His suspicion carries us into the second part of the book, where he starts to examine current research on the causes and treatment of what doctors insist is his bipolar disorder. If he managed to talk himself out of the treatment he needed in the first section, this second is his attempt to write himself out of taking drugs which he feels are dulling him. It is fair enough, though: ‘This is my life and my career: why should I not have a second opinion?’ He interviews psychiatrists and other experts who believe the drugs don’t really work in the long term and that there are other ways of treating even serious mental illnesses.

The problem with this section is that Clare naturally seeks out people whom he hopes will confirm his theories about the world of psychiatry: that, far from being an exact science, it often has shifting sand at its foundations. This isn’t an exclusive revelation: other writers, including Johann Hari, have been trying to chip away at the biomedical model in psychiatry for some time — with mixed results.

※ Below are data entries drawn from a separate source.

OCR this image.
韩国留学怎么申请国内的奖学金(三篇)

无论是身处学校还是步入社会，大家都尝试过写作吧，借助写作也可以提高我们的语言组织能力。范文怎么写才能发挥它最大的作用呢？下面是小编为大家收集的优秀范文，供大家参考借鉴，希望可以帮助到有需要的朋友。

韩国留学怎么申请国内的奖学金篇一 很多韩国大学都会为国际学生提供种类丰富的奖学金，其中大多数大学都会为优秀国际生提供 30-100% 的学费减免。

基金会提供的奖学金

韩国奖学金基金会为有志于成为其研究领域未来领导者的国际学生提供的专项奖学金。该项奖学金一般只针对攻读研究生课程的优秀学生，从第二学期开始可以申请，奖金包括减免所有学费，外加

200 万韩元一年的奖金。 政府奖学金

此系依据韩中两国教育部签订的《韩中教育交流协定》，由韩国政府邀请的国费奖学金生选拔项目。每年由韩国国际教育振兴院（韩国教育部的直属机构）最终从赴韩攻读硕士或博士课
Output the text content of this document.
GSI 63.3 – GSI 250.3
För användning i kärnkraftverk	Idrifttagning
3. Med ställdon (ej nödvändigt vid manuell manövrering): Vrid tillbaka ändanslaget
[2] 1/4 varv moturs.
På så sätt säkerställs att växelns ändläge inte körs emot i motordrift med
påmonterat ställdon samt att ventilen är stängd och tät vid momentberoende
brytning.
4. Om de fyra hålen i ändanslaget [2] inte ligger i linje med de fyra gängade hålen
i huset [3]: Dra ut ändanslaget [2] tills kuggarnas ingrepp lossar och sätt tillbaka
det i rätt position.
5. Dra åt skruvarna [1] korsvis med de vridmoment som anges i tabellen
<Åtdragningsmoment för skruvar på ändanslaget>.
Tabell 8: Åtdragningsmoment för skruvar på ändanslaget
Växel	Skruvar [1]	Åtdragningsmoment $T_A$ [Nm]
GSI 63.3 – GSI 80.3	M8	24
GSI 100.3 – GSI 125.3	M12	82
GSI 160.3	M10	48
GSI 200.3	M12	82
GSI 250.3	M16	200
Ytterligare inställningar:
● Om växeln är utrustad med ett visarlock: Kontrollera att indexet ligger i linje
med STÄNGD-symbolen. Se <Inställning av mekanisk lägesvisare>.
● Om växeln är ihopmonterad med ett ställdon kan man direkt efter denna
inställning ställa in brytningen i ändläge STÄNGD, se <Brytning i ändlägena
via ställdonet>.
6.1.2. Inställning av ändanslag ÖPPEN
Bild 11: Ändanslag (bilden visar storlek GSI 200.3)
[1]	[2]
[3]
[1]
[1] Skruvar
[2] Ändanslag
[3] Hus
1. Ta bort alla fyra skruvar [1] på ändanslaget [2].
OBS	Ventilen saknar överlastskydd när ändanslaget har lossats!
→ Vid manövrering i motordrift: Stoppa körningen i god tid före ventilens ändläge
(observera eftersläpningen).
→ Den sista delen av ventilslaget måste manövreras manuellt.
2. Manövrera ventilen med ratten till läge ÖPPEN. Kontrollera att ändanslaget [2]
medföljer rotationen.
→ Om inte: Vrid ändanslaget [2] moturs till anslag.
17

The truth, I suspect — as someone who has been on a similar journey through illness and exploring how to treat it — is that there isn’t enough research being done on either the existing drugs or the potential alternative treatments to know. We’ve spent too long thinking that it is probably good enough for someone like Clare to be forced to take a chemical cosh without due thought for the effect on their ability to enjoy life.

Generously, Clare doesn’t make this book just about him. He is assiduous in charting Rebecca’s anxiety — her keenness for him to keep taking the pills, since for her they represent a form of security from the madness of the previous months. She would, presumably, be happy with an alternative if she knew that it too worked; but no one has really been able to cast enough light on what that is.